Guaiacol, a lignin compound with both methoxy and phenolic groups, is commonly found in the phenolic portion of dried roots of Angelica sinensis (Oliv.) Diels (Ginseng). Traditionally referred to as Dang Gui, Ginseng has been considered one of the most important Chinese medicines, regulating blood flow, providing pain relief, and possessing antioxidant and anti-inflammatory properties [12]. Moreover, guaiacol has been reported to provide prevention against pyresis, adult polyglucosan body disease, gastro-sparing effects, and osteoclastogenesis, among others, while its derivatives have also shown promising effects against renal fibrosis [[13], [14], [15], [16], [17]]. Thus, owing to its diverse pharmacological effects, guaiacol can benefit CKD prevention and management.
The current research systematically assessed the antifibrotic activity of guaiacol in CKD. Utilizing a computational pharmacology approach, we recognized CKD-associated targets of guaiacol and validated their interactions through molecular docking.
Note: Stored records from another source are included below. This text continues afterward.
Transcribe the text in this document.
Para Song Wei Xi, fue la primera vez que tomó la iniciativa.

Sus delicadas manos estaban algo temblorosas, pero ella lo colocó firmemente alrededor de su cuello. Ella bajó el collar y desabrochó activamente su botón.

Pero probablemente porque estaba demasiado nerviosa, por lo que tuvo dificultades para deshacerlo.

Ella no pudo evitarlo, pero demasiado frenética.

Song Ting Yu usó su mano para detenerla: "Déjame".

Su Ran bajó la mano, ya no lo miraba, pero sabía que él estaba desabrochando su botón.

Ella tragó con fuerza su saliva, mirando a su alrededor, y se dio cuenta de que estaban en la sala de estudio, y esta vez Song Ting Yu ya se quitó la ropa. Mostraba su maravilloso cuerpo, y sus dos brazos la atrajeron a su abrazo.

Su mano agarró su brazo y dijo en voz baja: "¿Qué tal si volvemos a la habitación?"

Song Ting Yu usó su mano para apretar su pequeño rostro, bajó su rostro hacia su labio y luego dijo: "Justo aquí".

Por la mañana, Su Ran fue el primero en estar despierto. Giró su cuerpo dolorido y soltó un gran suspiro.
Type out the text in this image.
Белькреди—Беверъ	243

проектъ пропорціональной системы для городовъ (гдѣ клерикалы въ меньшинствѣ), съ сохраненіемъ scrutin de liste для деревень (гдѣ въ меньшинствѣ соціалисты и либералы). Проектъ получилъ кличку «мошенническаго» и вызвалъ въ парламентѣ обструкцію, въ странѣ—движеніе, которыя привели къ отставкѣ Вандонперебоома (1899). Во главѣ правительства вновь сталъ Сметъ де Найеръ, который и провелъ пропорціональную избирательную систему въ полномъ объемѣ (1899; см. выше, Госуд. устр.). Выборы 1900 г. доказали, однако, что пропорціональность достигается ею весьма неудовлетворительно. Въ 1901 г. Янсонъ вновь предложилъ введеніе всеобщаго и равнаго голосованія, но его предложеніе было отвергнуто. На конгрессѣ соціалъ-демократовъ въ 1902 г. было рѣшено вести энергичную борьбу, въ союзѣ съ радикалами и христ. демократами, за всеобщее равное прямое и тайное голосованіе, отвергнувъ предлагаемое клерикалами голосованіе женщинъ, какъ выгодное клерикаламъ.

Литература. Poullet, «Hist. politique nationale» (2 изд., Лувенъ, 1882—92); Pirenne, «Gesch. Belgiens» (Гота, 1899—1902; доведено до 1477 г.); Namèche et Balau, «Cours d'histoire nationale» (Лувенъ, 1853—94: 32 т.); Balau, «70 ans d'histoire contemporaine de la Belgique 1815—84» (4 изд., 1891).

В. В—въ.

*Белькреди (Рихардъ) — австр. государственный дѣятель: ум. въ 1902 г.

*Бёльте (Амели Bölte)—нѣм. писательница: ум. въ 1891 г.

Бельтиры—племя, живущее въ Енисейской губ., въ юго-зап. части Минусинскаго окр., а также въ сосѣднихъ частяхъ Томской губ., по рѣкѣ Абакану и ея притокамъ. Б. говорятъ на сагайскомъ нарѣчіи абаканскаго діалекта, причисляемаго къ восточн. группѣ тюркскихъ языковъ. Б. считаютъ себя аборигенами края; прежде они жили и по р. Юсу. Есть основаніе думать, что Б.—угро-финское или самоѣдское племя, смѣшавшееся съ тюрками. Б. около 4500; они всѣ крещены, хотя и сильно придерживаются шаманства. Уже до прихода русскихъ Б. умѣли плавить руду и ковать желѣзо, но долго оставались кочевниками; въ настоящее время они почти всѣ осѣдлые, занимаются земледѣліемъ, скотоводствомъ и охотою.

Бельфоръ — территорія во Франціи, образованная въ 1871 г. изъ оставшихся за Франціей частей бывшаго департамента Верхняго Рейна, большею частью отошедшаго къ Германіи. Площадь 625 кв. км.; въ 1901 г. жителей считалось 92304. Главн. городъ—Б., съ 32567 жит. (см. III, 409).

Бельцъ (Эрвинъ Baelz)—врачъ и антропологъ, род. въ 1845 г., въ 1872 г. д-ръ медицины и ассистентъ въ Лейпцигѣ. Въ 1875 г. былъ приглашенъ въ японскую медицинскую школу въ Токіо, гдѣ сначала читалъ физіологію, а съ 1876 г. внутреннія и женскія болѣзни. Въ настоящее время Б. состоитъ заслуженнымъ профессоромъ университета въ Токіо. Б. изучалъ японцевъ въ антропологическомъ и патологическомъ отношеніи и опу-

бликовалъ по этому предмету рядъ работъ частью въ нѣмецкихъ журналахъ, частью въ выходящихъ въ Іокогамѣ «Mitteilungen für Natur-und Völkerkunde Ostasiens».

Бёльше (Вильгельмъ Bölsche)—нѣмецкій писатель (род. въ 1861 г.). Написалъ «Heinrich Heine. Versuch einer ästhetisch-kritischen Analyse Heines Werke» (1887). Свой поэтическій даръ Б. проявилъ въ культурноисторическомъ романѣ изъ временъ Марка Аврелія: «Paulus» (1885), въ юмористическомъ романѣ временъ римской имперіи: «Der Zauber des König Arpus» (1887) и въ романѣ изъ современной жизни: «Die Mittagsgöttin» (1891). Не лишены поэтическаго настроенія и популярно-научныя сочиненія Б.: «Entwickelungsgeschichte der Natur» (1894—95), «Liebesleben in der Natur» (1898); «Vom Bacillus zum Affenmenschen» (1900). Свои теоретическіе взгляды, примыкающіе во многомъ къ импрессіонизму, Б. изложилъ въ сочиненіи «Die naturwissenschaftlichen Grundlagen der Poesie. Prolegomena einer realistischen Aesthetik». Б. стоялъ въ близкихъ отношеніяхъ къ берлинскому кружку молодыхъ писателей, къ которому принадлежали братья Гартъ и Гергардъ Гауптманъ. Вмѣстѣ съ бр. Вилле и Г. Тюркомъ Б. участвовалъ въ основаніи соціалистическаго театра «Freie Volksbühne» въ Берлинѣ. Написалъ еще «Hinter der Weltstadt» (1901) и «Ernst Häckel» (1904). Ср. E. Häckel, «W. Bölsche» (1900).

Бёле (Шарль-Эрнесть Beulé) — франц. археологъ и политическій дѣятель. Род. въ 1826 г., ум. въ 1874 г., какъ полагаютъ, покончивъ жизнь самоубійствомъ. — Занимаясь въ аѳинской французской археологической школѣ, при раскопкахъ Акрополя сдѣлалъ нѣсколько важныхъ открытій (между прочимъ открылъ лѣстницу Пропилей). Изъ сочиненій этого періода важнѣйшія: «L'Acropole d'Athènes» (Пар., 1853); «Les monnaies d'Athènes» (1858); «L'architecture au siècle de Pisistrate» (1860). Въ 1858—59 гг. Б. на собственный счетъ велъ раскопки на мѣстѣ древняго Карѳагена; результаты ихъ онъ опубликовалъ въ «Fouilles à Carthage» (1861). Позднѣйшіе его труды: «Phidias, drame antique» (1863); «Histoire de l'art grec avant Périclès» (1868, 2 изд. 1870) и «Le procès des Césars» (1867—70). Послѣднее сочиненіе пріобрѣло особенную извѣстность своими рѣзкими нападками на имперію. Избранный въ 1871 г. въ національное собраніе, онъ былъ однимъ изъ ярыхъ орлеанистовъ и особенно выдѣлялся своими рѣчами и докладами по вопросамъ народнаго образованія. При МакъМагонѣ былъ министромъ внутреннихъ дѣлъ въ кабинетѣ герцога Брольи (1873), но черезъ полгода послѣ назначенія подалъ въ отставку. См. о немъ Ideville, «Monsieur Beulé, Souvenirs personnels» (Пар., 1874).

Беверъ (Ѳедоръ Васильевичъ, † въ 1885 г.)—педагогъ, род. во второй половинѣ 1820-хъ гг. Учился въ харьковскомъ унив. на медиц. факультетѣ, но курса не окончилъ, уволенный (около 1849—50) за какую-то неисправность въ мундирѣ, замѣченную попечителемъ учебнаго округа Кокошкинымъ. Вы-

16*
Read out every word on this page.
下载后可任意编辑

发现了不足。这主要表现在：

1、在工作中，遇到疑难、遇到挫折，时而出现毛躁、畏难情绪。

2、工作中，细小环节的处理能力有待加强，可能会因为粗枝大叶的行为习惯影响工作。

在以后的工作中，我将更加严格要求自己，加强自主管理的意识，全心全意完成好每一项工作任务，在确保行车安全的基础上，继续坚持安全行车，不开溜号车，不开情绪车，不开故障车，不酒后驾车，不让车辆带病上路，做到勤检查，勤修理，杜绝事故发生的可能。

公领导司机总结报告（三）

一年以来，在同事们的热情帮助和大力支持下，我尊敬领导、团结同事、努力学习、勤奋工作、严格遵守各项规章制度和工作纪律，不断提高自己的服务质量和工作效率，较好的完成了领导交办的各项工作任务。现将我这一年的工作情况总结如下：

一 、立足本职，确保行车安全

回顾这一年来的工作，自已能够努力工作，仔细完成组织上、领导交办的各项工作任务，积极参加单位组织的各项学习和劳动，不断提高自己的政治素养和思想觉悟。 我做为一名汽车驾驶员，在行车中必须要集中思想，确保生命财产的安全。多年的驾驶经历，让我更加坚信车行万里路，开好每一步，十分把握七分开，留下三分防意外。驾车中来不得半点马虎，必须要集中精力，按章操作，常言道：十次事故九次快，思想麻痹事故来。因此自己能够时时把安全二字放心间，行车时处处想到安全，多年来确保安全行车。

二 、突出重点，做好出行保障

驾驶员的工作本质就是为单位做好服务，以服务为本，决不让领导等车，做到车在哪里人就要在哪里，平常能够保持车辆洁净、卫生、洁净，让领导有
Subsequent experimental validation in a unilateral ureteral obstruction (UUO)-induced rat model, as well as recombinant human transforming growth factor-beta 1 (rh-TGF-β1)-exposed normal rat kidney epithelial cells (NRK-52E), confirmed that guaiacol significantly attenuated inflammation, interstitial fibrosis, and extracellular matrix (ECM) deposition, while downregulating renal injury biomarkers. Mechanistically, guaiacol exerted its protective effect by upregulating the BMP/Smad1/5/9 signaling axis and reducing subsequent inflammation and oxidative stress. Taken together, this integrative computational and experimental investigation demonstrates the therapeutic promise of guaiacol and provides mechanistic insights into its potential role as a novel intervention for kidney fibrosis.